British-born Muslims behind the bloody 2005 London transit bombings and others in thwarted plots here have been linked to terror training camps and foreign radicals in Pakistan, and the official said Pakistan, India and several other nations were asked to check possible links with the suspects in the latest attacks.

The educational achievements of the suspects in the car-bomb attempts is in sharp contrast to the men that carried out the deadly July 7 transit bombings two years ago.

The ringleader of that attack, Mohammed Siddique Khan, had a degree in business studies, but with low marks, and his three fellow suicide bombers had little or no higher education.

In the current case, Muhammad Haneef, a 27-year-old doctor from India arrested late Monday in Brisbane, Australia, worked in 2005 at Halton Hospital near Liverpool in northern England, hospital spokesman Mark Shone said.

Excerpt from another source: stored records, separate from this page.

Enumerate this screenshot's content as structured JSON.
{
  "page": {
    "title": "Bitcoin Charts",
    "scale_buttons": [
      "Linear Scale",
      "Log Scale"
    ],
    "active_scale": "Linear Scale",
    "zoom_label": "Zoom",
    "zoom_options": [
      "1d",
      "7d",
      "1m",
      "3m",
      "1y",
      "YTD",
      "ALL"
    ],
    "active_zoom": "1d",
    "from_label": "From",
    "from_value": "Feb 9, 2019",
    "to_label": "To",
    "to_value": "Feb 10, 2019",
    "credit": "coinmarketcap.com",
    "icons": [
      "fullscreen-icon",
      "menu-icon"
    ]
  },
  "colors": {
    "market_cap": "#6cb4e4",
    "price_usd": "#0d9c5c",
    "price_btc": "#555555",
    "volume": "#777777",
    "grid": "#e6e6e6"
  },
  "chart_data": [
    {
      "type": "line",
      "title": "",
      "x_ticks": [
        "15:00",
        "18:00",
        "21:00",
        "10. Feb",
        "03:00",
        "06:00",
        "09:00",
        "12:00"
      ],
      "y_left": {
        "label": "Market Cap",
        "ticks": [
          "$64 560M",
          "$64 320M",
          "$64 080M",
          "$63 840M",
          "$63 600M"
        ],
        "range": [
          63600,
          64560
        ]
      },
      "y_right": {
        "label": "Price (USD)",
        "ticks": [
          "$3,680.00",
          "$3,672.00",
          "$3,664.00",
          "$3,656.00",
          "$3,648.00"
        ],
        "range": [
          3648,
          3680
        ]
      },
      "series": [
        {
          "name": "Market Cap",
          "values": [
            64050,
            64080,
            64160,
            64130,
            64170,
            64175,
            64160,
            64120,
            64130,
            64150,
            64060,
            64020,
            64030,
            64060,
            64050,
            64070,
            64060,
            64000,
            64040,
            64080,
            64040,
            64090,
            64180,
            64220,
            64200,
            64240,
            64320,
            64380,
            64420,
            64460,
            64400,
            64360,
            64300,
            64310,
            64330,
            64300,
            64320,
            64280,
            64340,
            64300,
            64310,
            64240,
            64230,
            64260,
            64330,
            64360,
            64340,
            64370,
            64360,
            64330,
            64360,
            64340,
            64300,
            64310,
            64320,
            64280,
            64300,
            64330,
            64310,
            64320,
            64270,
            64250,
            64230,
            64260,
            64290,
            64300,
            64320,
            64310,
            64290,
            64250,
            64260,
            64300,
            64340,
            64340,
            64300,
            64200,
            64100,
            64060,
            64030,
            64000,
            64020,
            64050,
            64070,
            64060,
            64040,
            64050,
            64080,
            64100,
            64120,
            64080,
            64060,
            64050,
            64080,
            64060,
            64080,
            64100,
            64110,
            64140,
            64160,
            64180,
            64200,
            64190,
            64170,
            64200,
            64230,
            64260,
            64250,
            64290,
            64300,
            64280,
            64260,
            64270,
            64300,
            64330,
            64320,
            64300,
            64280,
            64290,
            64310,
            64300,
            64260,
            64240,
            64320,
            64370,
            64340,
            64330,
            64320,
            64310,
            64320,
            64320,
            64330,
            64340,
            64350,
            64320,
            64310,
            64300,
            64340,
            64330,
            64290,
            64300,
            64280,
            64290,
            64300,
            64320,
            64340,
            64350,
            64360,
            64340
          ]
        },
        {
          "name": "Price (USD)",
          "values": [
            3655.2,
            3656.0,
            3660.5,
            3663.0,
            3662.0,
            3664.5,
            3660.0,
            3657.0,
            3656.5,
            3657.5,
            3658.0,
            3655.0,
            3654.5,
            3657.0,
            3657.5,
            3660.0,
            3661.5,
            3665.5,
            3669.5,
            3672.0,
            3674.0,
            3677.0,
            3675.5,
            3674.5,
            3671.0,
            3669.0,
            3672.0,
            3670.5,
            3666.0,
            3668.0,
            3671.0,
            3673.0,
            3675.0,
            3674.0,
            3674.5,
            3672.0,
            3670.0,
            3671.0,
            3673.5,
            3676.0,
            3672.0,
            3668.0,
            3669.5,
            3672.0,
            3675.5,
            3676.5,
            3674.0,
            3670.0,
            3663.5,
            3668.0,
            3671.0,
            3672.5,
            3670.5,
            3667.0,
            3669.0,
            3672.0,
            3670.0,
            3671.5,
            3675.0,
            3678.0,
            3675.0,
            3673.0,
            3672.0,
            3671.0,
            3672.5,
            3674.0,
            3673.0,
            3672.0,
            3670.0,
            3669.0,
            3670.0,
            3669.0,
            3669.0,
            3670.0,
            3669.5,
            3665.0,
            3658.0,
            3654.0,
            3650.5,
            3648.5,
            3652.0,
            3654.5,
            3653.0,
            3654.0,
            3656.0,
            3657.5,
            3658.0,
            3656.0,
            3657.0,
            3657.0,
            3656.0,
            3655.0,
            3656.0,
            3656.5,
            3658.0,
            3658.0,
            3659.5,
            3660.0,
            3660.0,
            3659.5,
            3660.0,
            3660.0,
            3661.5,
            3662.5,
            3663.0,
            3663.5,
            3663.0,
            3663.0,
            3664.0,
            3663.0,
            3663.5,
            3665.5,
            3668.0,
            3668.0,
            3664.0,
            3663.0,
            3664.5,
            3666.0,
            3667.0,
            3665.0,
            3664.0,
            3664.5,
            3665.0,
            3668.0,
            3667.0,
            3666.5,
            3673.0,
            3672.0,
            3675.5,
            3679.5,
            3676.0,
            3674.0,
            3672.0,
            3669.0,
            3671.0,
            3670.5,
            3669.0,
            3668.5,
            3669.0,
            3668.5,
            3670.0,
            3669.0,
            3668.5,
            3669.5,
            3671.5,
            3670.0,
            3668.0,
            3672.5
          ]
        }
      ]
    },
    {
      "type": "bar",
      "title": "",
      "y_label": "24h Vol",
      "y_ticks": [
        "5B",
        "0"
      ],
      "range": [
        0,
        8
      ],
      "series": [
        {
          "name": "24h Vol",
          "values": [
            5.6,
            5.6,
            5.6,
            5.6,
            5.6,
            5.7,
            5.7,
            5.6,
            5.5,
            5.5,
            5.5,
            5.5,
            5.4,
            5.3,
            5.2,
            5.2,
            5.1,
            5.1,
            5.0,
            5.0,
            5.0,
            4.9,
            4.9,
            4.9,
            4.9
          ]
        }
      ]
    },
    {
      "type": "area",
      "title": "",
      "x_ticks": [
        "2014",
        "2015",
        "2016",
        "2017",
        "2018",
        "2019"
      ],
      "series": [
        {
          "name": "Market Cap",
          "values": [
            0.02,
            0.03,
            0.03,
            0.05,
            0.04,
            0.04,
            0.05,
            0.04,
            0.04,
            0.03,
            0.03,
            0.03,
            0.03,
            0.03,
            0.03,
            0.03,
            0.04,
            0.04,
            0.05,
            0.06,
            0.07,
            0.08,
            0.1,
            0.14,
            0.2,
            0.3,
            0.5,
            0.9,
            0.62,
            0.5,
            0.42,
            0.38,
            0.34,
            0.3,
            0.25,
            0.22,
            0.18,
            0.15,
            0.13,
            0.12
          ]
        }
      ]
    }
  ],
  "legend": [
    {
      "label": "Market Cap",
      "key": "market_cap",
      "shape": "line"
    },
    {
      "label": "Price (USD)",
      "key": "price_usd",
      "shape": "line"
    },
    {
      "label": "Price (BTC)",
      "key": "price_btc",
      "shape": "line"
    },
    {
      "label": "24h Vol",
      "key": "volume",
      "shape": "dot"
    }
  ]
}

Another Indian doctor, 26, arrested late Saturday in Liverpool, worked at the same hospital, Mr. Shone confirmed, but refused to divulge his name.

A third suspect, Mohammed Jamil Asha, a 26-year-old doctor from Jordan of Palestinian heritage, was arrested Saturday with his wife, Marwa Asha, 27, who was identified in British press reports as a medical assistant. He worked at North Staffordshire Hospital, near the Midlands town of Newcastle-under-Lyme.

A doctor at Royal Alexandra Hospital in Paisley, near Glasgow, who refused to give his name, said he recognized Dr. Asha as a doctor who kept an office there — the same hospital where another suspect, Bilal Talal Abdul Samad Abdulla, worked.

According to friends of Dr. Abdulla’s family in Iraq, the 27-year-old doctor came to Britain after graduating from medical school in Baghdad. He was a passenger in the Jeep Cherokee that rammed into the Glasgow Airport.